After creating the gateway, outbound traffic from the cluster will begin to flow through that server.

Note: You may be tempted to enter 0.0.0.0/0 as the CIDR for your gateway. This will not work. The netclient ignores gateway ranges that overlap with local CIDRs. 0.0.0.0 is a superset of all CIDRs, so overlapps with everything, and will be ignored. The above list accounts for most public CIDRs and should work for most use cases, while being customizable to allow for additional ranges.

Multi-Cluster Networking

multi-cluster networking

Prereq 1: Multi-Cluster Networking can currently only be configured for clusters with non-overlapping pod/service CIDRs. Please confirm this before moving forward.

Prereq 2: This guide assumes you have 2 clusters, A and B. Similar steps can be followed for additional clusters (for 3 clusters, use 3 networks, etc).
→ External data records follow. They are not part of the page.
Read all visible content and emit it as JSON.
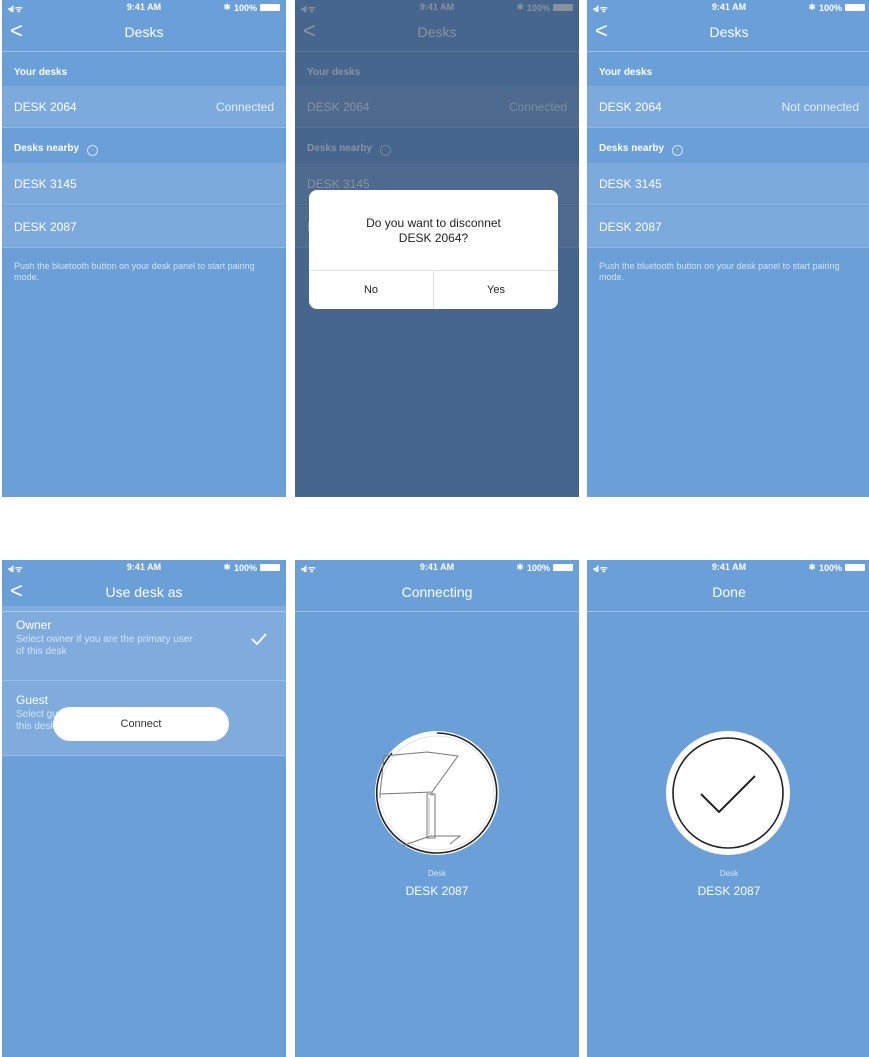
{
  "status_bar": {
    "signal": "•ıl",
    "wifi": "ᯤ",
    "time": "9:41 AM",
    "bluetooth": "✱",
    "battery": "100%"
  },
  "screen1": {
    "title": "Desks",
    "your_desks_header": "Your desks",
    "my_desk": {
      "name": "DESK 2064",
      "status": "Connected"
    },
    "nearby_header": "Desks nearby",
    "nearby": [
      "DESK 3145",
      "DESK 2087"
    ],
    "hint": "Push the bluetooth button on your desk panel to start pairing mode."
  },
  "screen2": {
    "dialog_line1": "Do you want to disconnet",
    "dialog_line2": "DESK 2064?",
    "no_label": "No",
    "yes_label": "Yes"
  },
  "screen3": {
    "title": "Desks",
    "your_desks_header": "Your desks",
    "my_desk": {
      "name": "DESK 2064",
      "status": "Not connected"
    },
    "nearby_header": "Desks nearby",
    "nearby": [
      "DESK 3145",
      "DESK 2087"
    ],
    "hint": "Push the bluetooth button on your desk panel to start pairing mode."
  },
  "screen4": {
    "title": "Use desk as",
    "owner": {
      "name": "Owner",
      "desc": "Select owner if you are the primary user of this desk",
      "selected": true
    },
    "guest": {
      "name": "Guest",
      "desc": "Select guest if you are temporarily using this desk",
      "selected": false
    },
    "connect_label": "Connect"
  },
  "screen5": {
    "title": "Connecting",
    "caption": "Desk",
    "desk_name": "DESK 2087"
  },
  "screen6": {
    "title": "Done",
    "caption": "Desk",
    "desk_name": "DESK 2087"
  },
  "colors": {
    "background": "#6a9fd8",
    "overlay": "#37506e",
    "dialog": "#ffffff"
  }
}
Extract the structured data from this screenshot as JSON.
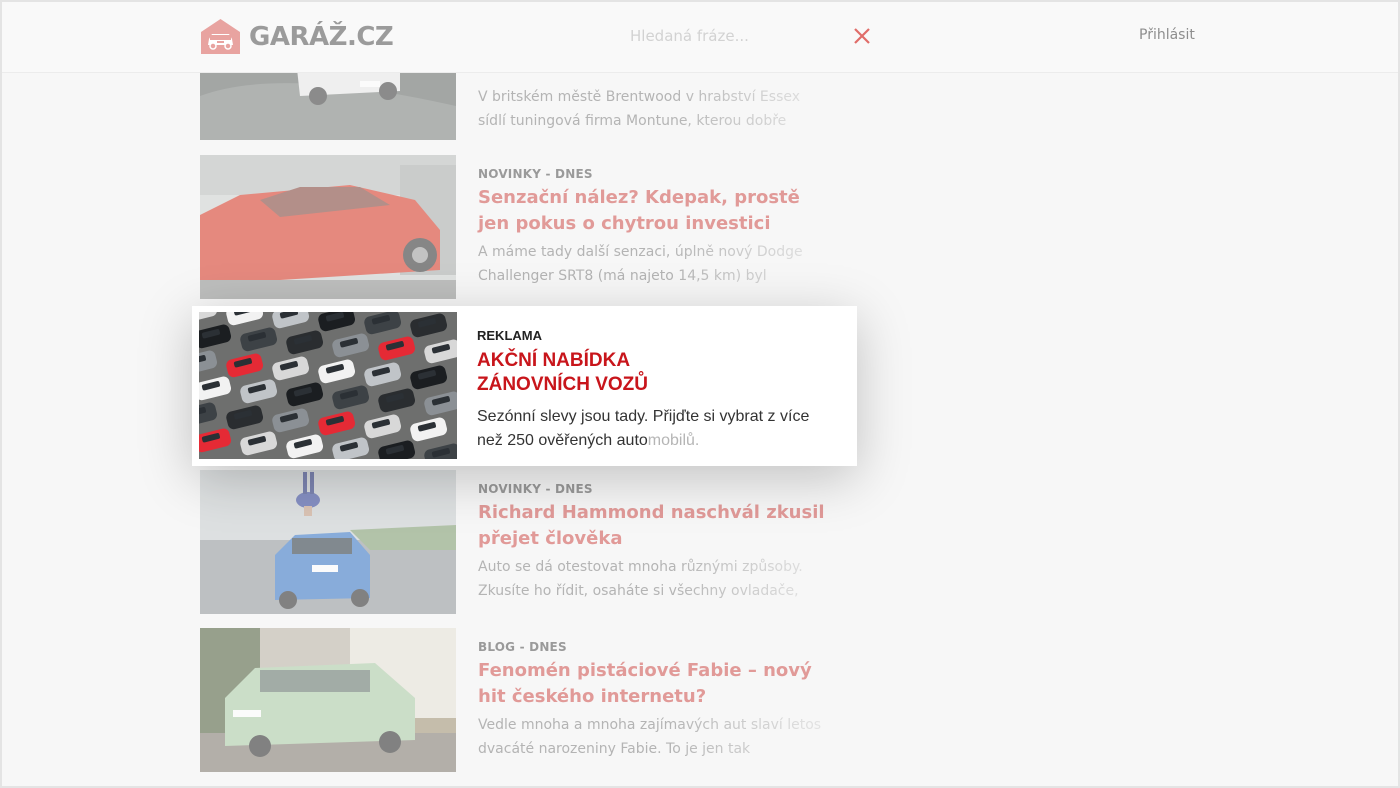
{
  "header": {
    "logo_text": "GARÁŽ.CZ",
    "search_placeholder": "Hledaná fráze...",
    "login_label": "Přihlásit",
    "close_icon": "close-icon"
  },
  "colors": {
    "accent": "#e8837f",
    "ad_red": "#c8151b"
  },
  "articles": [
    {
      "category": "",
      "title": "",
      "description": "V britském městě Brentwood v hrabství Essex sídlí tuningová firma Montune, kterou dobře"
    },
    {
      "category": "NOVINKY - DNES",
      "title": "Senzační nález? Kdepak, prostě jen pokus o chytrou investici",
      "description": "A máme tady další senzaci, úplně nový Dodge Challenger SRT8 (má najeto 14,5 km) byl"
    },
    {
      "category": "NOVINKY - DNES",
      "title": "Richard Hammond naschvál zkusil přejet člověka",
      "description": "Auto se dá otestovat mnoha různými způsoby. Zkusíte ho řídit, osaháte si všechny ovladače,"
    },
    {
      "category": "BLOG - DNES",
      "title": "Fenomén pistáciové Fabie – nový hit českého internetu?",
      "description": "Vedle mnoha a mnoha zajímavých aut slaví letos dvacáté narozeniny Fabie. To je jen tak"
    }
  ],
  "ad": {
    "label": "REKLAMA",
    "title": "AKČNÍ NABÍDKA\nZÁNOVNÍCH VOZŮ",
    "description": "Sezónní slevy jsou tady. Přijďte si vybrat z více než 250 ověřených auto",
    "description_fade": "mobilů."
  }
}
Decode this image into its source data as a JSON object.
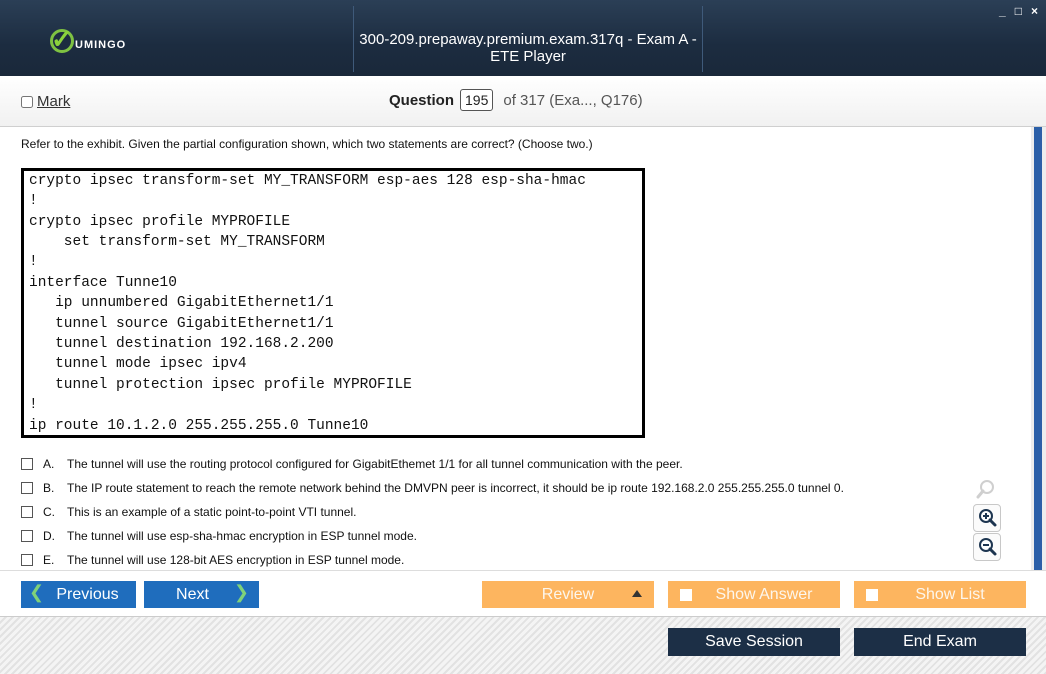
{
  "window": {
    "title": "300-209.prepaway.premium.exam.317q - Exam A - ETE Player",
    "logo_text": "UMINGO",
    "controls": [
      "_",
      "□",
      "×"
    ]
  },
  "header": {
    "mark_label": "Mark",
    "question_label": "Question",
    "question_number": "195",
    "of_text": "of 317 (Exa..., Q176)"
  },
  "question": {
    "prompt": "Refer to the exhibit. Given the partial configuration shown, which two statements are correct? (Choose two.)",
    "exhibit_lines": [
      "crypto ipsec transform-set MY_TRANSFORM esp-aes 128 esp-sha-hmac",
      "!",
      "crypto ipsec profile MYPROFILE",
      "    set transform-set MY_TRANSFORM",
      "!",
      "interface Tunne10",
      "   ip unnumbered GigabitEthernet1/1",
      "   tunnel source GigabitEthernet1/1",
      "   tunnel destination 192.168.2.200",
      "   tunnel mode ipsec ipv4",
      "   tunnel protection ipsec profile MYPROFILE",
      "!",
      "ip route 10.1.2.0 255.255.255.0 Tunne10"
    ],
    "answers": [
      {
        "letter": "A.",
        "text": "The tunnel will use the routing protocol configured for GigabitEthemet 1/1 for all tunnel communication with the peer."
      },
      {
        "letter": "B.",
        "text": "The IP route statement to reach the remote network behind the DMVPN peer is incorrect, it should be ip route 192.168.2.0 255.255.255.0 tunnel 0."
      },
      {
        "letter": "C.",
        "text": "This is an example of a static point-to-point VTI tunnel."
      },
      {
        "letter": "D.",
        "text": "The tunnel will use esp-sha-hmac encryption in ESP tunnel mode."
      },
      {
        "letter": "E.",
        "text": "The tunnel will use 128-bit AES encryption in ESP tunnel mode."
      }
    ]
  },
  "toolbar": {
    "previous": "Previous",
    "next": "Next",
    "review": "Review",
    "show_answer": "Show Answer",
    "show_list": "Show List"
  },
  "footer": {
    "save_session": "Save Session",
    "end_exam": "End Exam"
  },
  "colors": {
    "titlebar": "#1c2c40",
    "blue_button": "#1f6dbd",
    "orange_button": "#fdb55f",
    "dark_button": "#1c2f46",
    "scroll_thumb": "#2b5fa8"
  }
}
To configure multi-cluster networking, you will need two networks. Let’s call these Cluster-A and Cluster-B. Create these in your Netmaker UI and give them separate subnets.

Deploy a DaemonSet on each cluster following the steps laid out in the Deployment documentation. The DaemonSet should use the key for the respective network.

We now have 2 mesh networks containing all of the nodes for each cluster, but they are not able to communicate with each other.

Next, deploy a gateway on each cluster for the opposite network. This gateway acts as the entrypoint for traffic coming from the other cluster. Follow the guide in the Deployment section for deploying a gateway.

Finally, configure each gateway as an Egress Gateway. Run kubectl exec -it netclient-gateway ip a on each cluster to determine the interface used for the pod and service networks.

multi-cluster networking

After completing this on both clusters, the pod and service network should now be directly accessible from each cluster.